Она была бледна, и глаза её смотрели строго. Но строгость служила только маской страха. Поморов улыбнулся и сказал:


-- Мне известно всё, я обладаю даром видеть всякую душу. Помните, я это сказал вам в первый день знакомства. Ничего нельзя скрыть от меня. Всё я вижу и всё знаю. Из ребёнка вы хотите сделать щит. Но через пять минут он заснёт... Разве может удержать меня слабый ребёнок? Говорю вам прямо, я пришёл в полной надежде, что вы не помешаете тому делу, которому я служу. Или вы хотите, чтоб я выпалил по воробью из пушки? Будьте другом, а не врагом. Не раздражайте меня; ведь в сущности это мелочь, и зачем нам унижаться до взаимной борьбы из-за временного и терять вечное?


Он взял её за руку. Костя широкими сонными глазами смотрел на учителя.


-- Выслушайте меня, Евграф Митрофанович, -- проговорила Кустова, -- я не могу чувствовать ничего к вам... Напротив, меня отталкивает что-то от вас...


-- Не верьте сердцу. Всю жизнь вы ищете идеала, высокого и святого, вас терзает пошлость вашего существования, вы рождены для лучшей доли, в ваших глазах горит божественный огонь -- и вам ли отвергать меня? Чудеснейшая из женщин! Слышите, Глафира Львовна, полюбите меня, и я мир положу к вашим ногам. Я осную новое интеллигентное царство, и вы будете его царицей. Вы будете безмерно счастливы, сказочно богаты. Одно слово, одно слово скажите!


Глафира Львовна молчала. Костя крепко спал. Поморов хотел поцеловать молодую женщину. Она заплакала.


-- Уйдите от меня, ради Бога! -- прошептала она. -- Мало вам моих слёз? Я не для этого вас позвала. Мне хотелось убедить вас оставить меня в покое... Вы сумасшедший, что требуете невозможного, а я сумасшедшая, что боюсь вас...

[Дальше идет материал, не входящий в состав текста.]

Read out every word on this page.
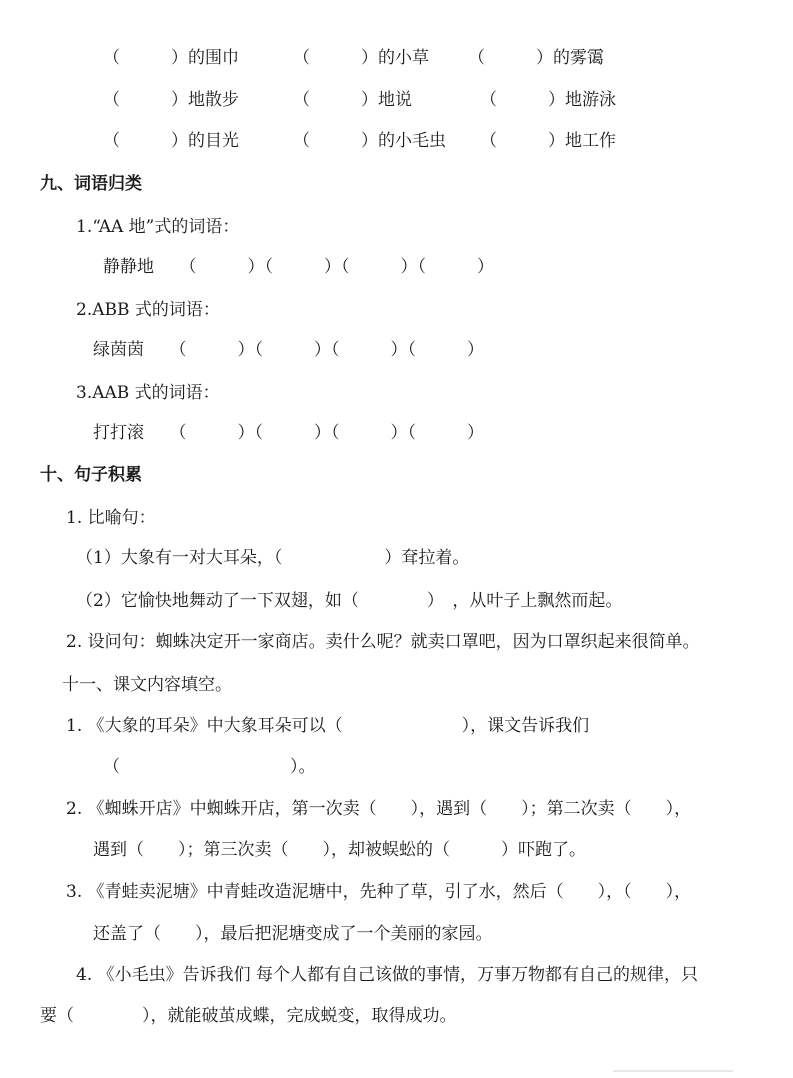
（　　　）的围巾	（　　　）的小草 （　　　）的雾霭
（　　　）地散步	（　　　）地说	（　　　）地游泳
（　　　）的目光	（　　　）的小毛虫 （　　　）地工作
九、词语归类
1.“AA 地”式的词语：
静静地　　（　　　）（　　　）（　　　）（　　　）
2.ABB 式的词语：
绿茵茵　　（　　　）（　　　）（　　　）（　　　）
3.AAB 式的词语：
打打滚　　（　　　）（　　　）（　　　）（　　　）
十、句子积累
1. 比喻句：
（1）大象有一对大耳朵，（　　　　　　）耷拉着。
（2）它愉快地舞动了一下双翅，如（　　　　）　，从叶子上飘然而起。
2. 设问句：蜘蛛决定开一家商店。卖什么呢？就卖口罩吧，因为口罩织起来很简单。
十一、课文内容填空。
1. 《大象的耳朵》中大象耳朵可以（　　　　　　　），课文告诉我们
（　　　　　　　　　　）。
2. 《蜘蛛开店》中蜘蛛开店，第一次卖（　　），遇到（　　）；第二次卖（　　），
遇到（　　）；第三次卖（　　），却被蜈蚣的（　　　）吓跑了。
3. 《青蛙卖泥塘》中青蛙改造泥塘中，先种了草，引了水，然后（　　），（　　），
还盖了（　　），最后把泥塘变成了一个美丽的家园。
4. 《小毛虫》告诉我们 每个人都有自己该做的事情，万事万物都有自己的规律，只
要（　　　　），就能破茧成蝶，完成蜕变，取得成功。
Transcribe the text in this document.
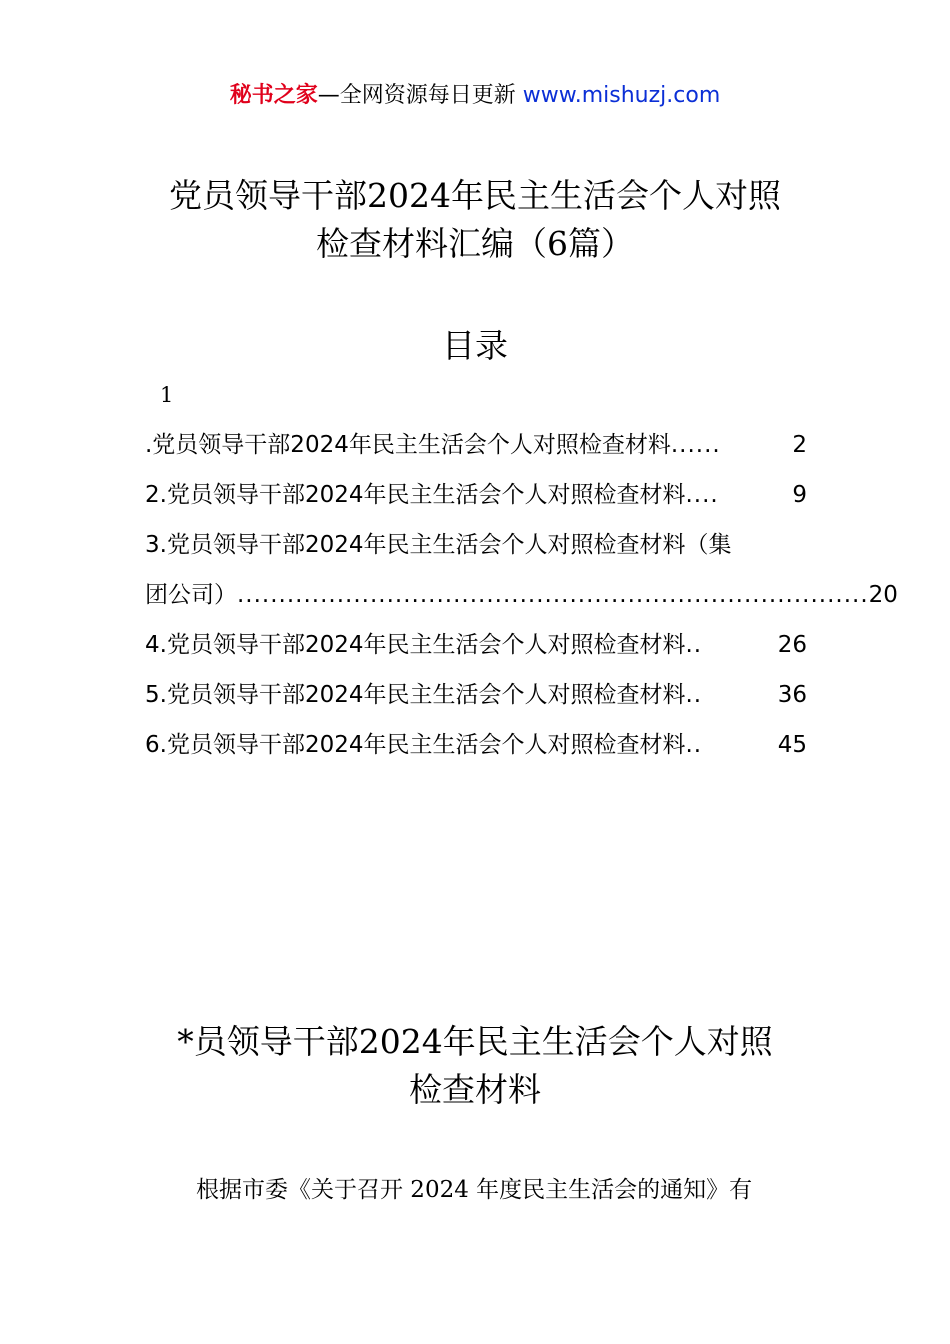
秘书之家—全网资源每日更新 www.mishuzj.com
党员领导干部2024年民主生活会个人对照
检查材料汇编（6篇）
目录
1
.党员领导干部2024年民主生活会个人对照检查材料 ......	2
2.党员领导干部2024年民主生活会个人对照检查材料 ....	9
3.党员领导干部2024年民主生活会个人对照检查材料（集
团公司） ............................................................................ 20
4.党员领导干部2024年民主生活会个人对照检查材料 ..	26
5.党员领导干部2024年民主生活会个人对照检查材料 ..	36
6.党员领导干部2024年民主生活会个人对照检查材料 ..	45
*员领导干部2024年民主生活会个人对照
检查材料
根据市委《关于召开 2024 年度民主生活会的通知》有
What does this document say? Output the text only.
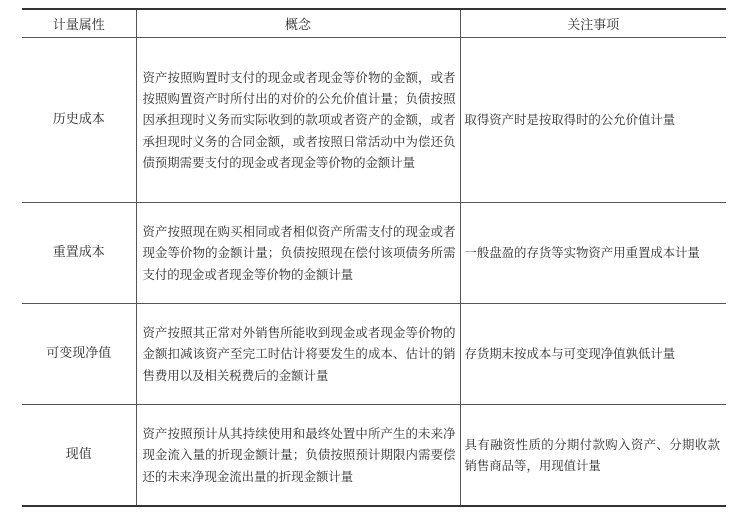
计量属性	概念	关注事项
历史成本	资产按照购置时支付的现金或者现金等价物的金额，或者按照购置资产时所付出的对价的公允价值计量；负债按照因承担现时义务而实际收到的款项或者资产的金额，或者承担现时义务的合同金额，或者按照日常活动中为偿还负债预期需要支付的现金或者现金等价物的金额计量	取得资产时是按取得时的公允价值计量
重置成本	资产按照现在购买相同或者相似资产所需支付的现金或者现金等价物的金额计量；负债按照现在偿付该项债务所需支付的现金或者现金等价物的金额计量	一般盘盈的存货等实物资产用重置成本计量
可变现净值	资产按照其正常对外销售所能收到现金或者现金等价物的金额扣减该资产至完工时估计将要发生的成本、估计的销售费用以及相关税费后的金额计量	存货期末按成本与可变现净值孰低计量
现值	资产按照预计从其持续使用和最终处置中所产生的未来净现金流入量的折现金额计量；负债按照预计期限内需要偿还的未来净现金流出量的折现金额计量	具有融资性质的分期付款购入资产、分期收款销售商品等，用现值计量
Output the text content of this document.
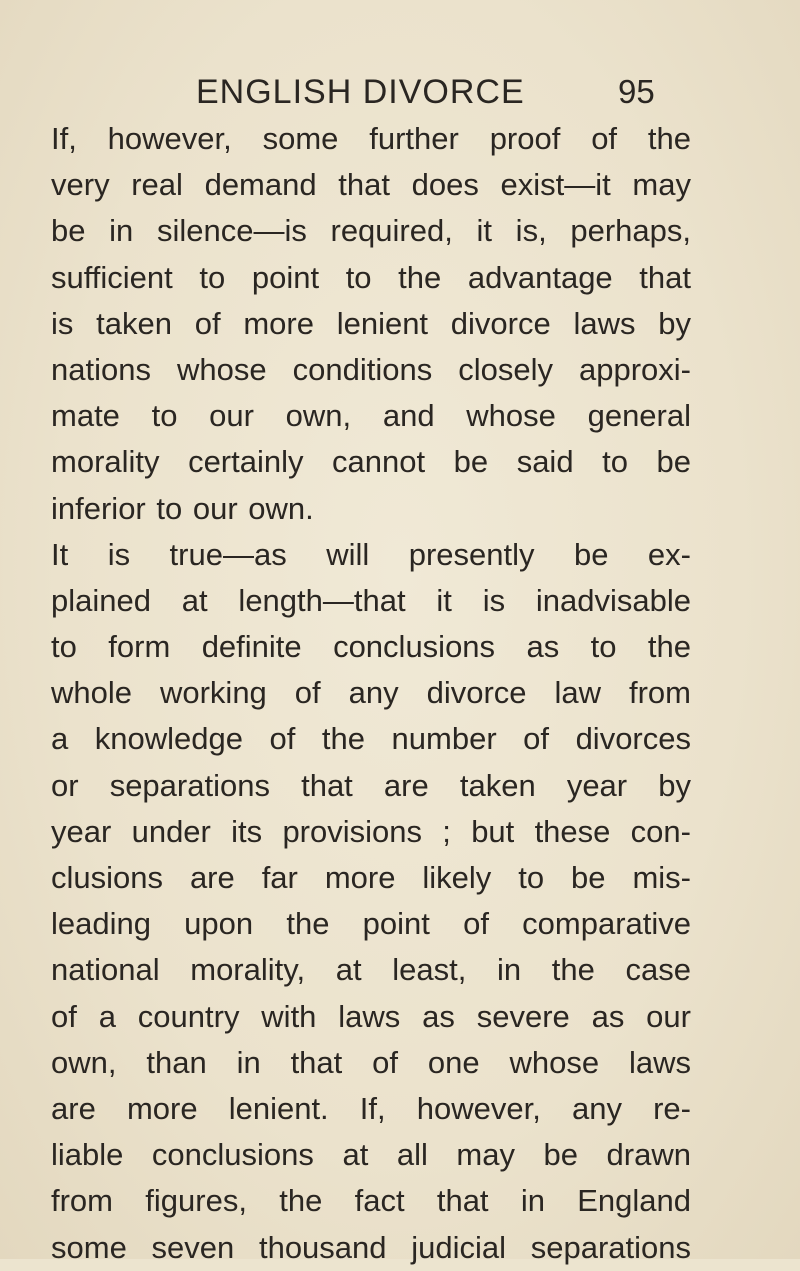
ENGLISH DIVORCE	95
If, however, some further proof of the
very real demand that does exist—it may
be in silence—is required, it is, perhaps,
sufficient to point to the advantage that
is taken of more lenient divorce laws by
nations whose conditions closely approxi-
mate to our own, and whose general
morality certainly cannot be said to be
inferior to our own.
It is true—as will presently be ex-
plained at length—that it is inadvisable
to form definite conclusions as to the
whole working of any divorce law from
a knowledge of the number of divorces
or separations that are taken year by
year under its provisions ; but these con-
clusions are far more likely to be mis-
leading upon the point of comparative
national morality, at least, in the case
of a country with laws as severe as our
own, than in that of one whose laws
are more lenient. If, however, any re-
liable conclusions at all may be drawn
from figures, the fact that in England
some seven thousand judicial separations
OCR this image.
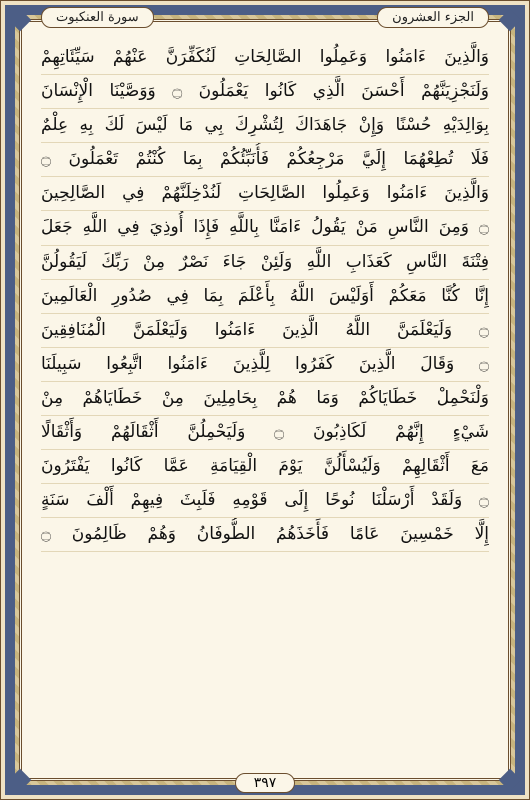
الجزء العشرون
سورة العنكبوت
وَالَّذِينَ ءَامَنُوا وَعَمِلُوا الصَّالِحَاتِ لَنُكَفِّرَنَّ عَنْهُمْ سَيِّئَاتِهِمْ
وَلَنَجْزِيَنَّهُمْ أَحْسَنَ الَّذِي كَانُوا يَعْمَلُونَ ۝ وَوَصَّيْنَا الْإِنْسَانَ
بِوَالِدَيْهِ حُسْنًا وَإِنْ جَاهَدَاكَ لِتُشْرِكَ بِي مَا لَيْسَ لَكَ بِهِ عِلْمٌ
فَلَا تُطِعْهُمَا إِلَيَّ مَرْجِعُكُمْ فَأُنَبِّئُكُمْ بِمَا كُنْتُمْ تَعْمَلُونَ ۝
وَالَّذِينَ ءَامَنُوا وَعَمِلُوا الصَّالِحَاتِ لَنُدْخِلَنَّهُمْ فِي الصَّالِحِينَ
۝ وَمِنَ النَّاسِ مَنْ يَقُولُ ءَامَنَّا بِاللَّهِ فَإِذَا أُوذِيَ فِي اللَّهِ جَعَلَ
فِتْنَةَ النَّاسِ كَعَذَابِ اللَّهِ وَلَئِنْ جَاءَ نَصْرٌ مِنْ رَبِّكَ لَيَقُولُنَّ
إِنَّا كُنَّا مَعَكُمْ أَوَلَيْسَ اللَّهُ بِأَعْلَمَ بِمَا فِي صُدُورِ الْعَالَمِينَ
۝ وَلَيَعْلَمَنَّ اللَّهُ الَّذِينَ ءَامَنُوا وَلَيَعْلَمَنَّ الْمُنَافِقِينَ
۝ وَقَالَ الَّذِينَ كَفَرُوا لِلَّذِينَ ءَامَنُوا اتَّبِعُوا سَبِيلَنَا
وَلْنَحْمِلْ خَطَايَاكُمْ وَمَا هُمْ بِحَامِلِينَ مِنْ خَطَايَاهُمْ مِنْ
شَيْءٍ إِنَّهُمْ لَكَاذِبُونَ ۝ وَلَيَحْمِلُنَّ أَثْقَالَهُمْ وَأَثْقَالًا
مَعَ أَثْقَالِهِمْ وَلَيُسْأَلُنَّ يَوْمَ الْقِيَامَةِ عَمَّا كَانُوا يَفْتَرُونَ
۝ وَلَقَدْ أَرْسَلْنَا نُوحًا إِلَى قَوْمِهِ فَلَبِثَ فِيهِمْ أَلْفَ سَنَةٍ
إِلَّا خَمْسِينَ عَامًا فَأَخَذَهُمُ الطُّوفَانُ وَهُمْ ظَالِمُونَ ۝
٣٩٧
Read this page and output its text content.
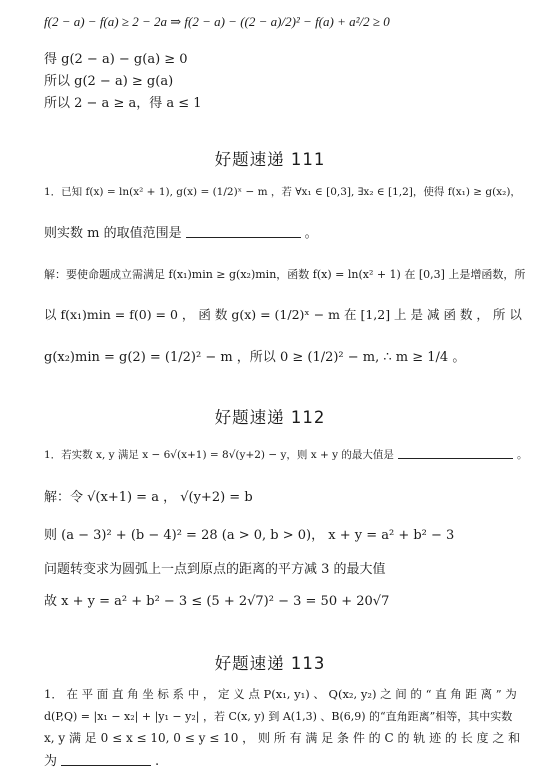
f(2 − a) − f(a) ≥ 2 − 2a ⇒ f(2 − a) − ((2 − a)/2)² − f(a) + a²/2 ≥ 0
得 g(2 − a) − g(a) ≥ 0
所以 g(2 − a) ≥ g(a)
所以 2 − a ≥ a，得 a ≤ 1
好题速递 111
1．已知 f(x) = ln(x² + 1), g(x) = (1/2)ˣ − m ，若 ∀x₁ ∈ [0,3], ∃x₂ ∈ [1,2]，使得 f(x₁) ≥ g(x₂)，
则实数 m 的取值范围是	。
解：要使命题成立需满足 f(x₁)min ≥ g(x₂)min，函数 f(x) = ln(x² + 1) 在 [0,3] 上是增函数，所
以 f(x₁)min = f(0) = 0 ， 函 数 g(x) = (1/2)ˣ − m 在 [1,2] 上 是 减 函 数 ， 所 以
g(x₂)min = g(2) = (1/2)² − m ，所以 0 ≥ (1/2)² − m, ∴ m ≥ 1/4 。
好题速递 112
1．若实数 x, y 满足 x − 6√(x+1) = 8√(y+2) − y，则 x + y 的最大值是	。
解：令 √(x+1) = a ， √(y+2) = b
则 (a − 3)² + (b − 4)² = 28 (a > 0, b > 0)， x + y = a² + b² − 3
问题转变求为圆弧上一点到原点的距离的平方减 3 的最大值
故 x + y = a² + b² − 3 ≤ (5 + 2√7)² − 3 = 50 + 20√7
好题速递 113
1． 在 平 面 直 角 坐 标 系 中 ， 定 义 点 P(x₁, y₁) 、 Q(x₂, y₂) 之 间 的 “ 直 角 距 离 ” 为
d(P,Q) = |x₁ − x₂| + |y₁ − y₂| ，若 C(x, y) 到 A(1,3) 、B(6,9) 的“直角距离”相等，其中实数
x, y 满 足 0 ≤ x ≤ 10, 0 ≤ y ≤ 10 ， 则 所 有 满 足 条 件 的 C 的 轨 迹 的 长 度 之 和
为	.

Взгляд её остановился на его измученном лице. Он улыбнулся бледной улыбкой, сделал над собою усилие и сказал:


-- Клянусь вам, через два дня, а может быть, и через день, вы сами станете искать моей любви. Вам надо любить, но вам некого любить... Хорошо, я подожду. Я в глазах ваших прочту призыв и приду.


Поморов ушёл. Смелость Поморова Глафира Львовна объяснила страхом своим разбудить Костю. Она с помощью няни перенесла мальчика на кроватку, а сама решила с этих пор держать при себе револьвер: он будет надёжнее ребёнка.


Вообще она всё время хитрила, а прямо не действовала, потому что прямой путь казался трудным Глафире Львовне. Он был не по её силам, и с него она сбилась ещё со времени знакомства своего с Кобриновичем. Она послала телеграмму Григорию Павловичу и просила его поспешить приездом. Муж ласково ответил, что не может сейчас приехать и советовал успокоиться. Красивое лицо Глафиры Львовны за последнее время изменило своё выражение, и задумчивая безмятежность очей уступила место тревожному чувству, наполнявшему её. В её сердце воскресли старые боли. Она стала жалеть, что так одинока, и что бессодержательная жизнь приводит её к странным столкновениям. Гордость её была уязвлена любовью Поморова, и она плакала, что он имел право сделать намёк на то... что она не всегда была верна мужу. Она неожиданно собралась и уехала одна в город, чтоб не видеть Поморова.


Костя между тем всё воевал с Евграфом Митрофановичем. Няня, имевшая большое влияние на Костю, была на стороне Поморова и с уважением говорила о нём. Дарья тоже отзывалась о нём как о весьма добром и тихом господине. Об Осипе нечего и говорить. Костя ни от кого не мог слышать дурного о своём учителе. Сам учитель обращался с ним по дружески. Тем не менее Костя ненавидел Поморова и в отношении к нему проявлял странную, ничем необъяснимую жестокость.


Он ловил лягушек и тихонько кидал их в спальню Евграфа Митрофановича. Если он предлагал учителю яблоко, то оно было выдолблено и начинено муравьями, или мхом, или просто землёю. С настойчивостью и неутомимостью преследовал он Поморова. Он смеялся над ним -- этот ребёнок мог говорить колкости. Евграф Митрофанович выносил всё с кротостью. Он отшучивался, делал Косте замечания, качал головою. Мальчик не унимался, его раздражало незлобие учителя, он кусал себе до крови губы.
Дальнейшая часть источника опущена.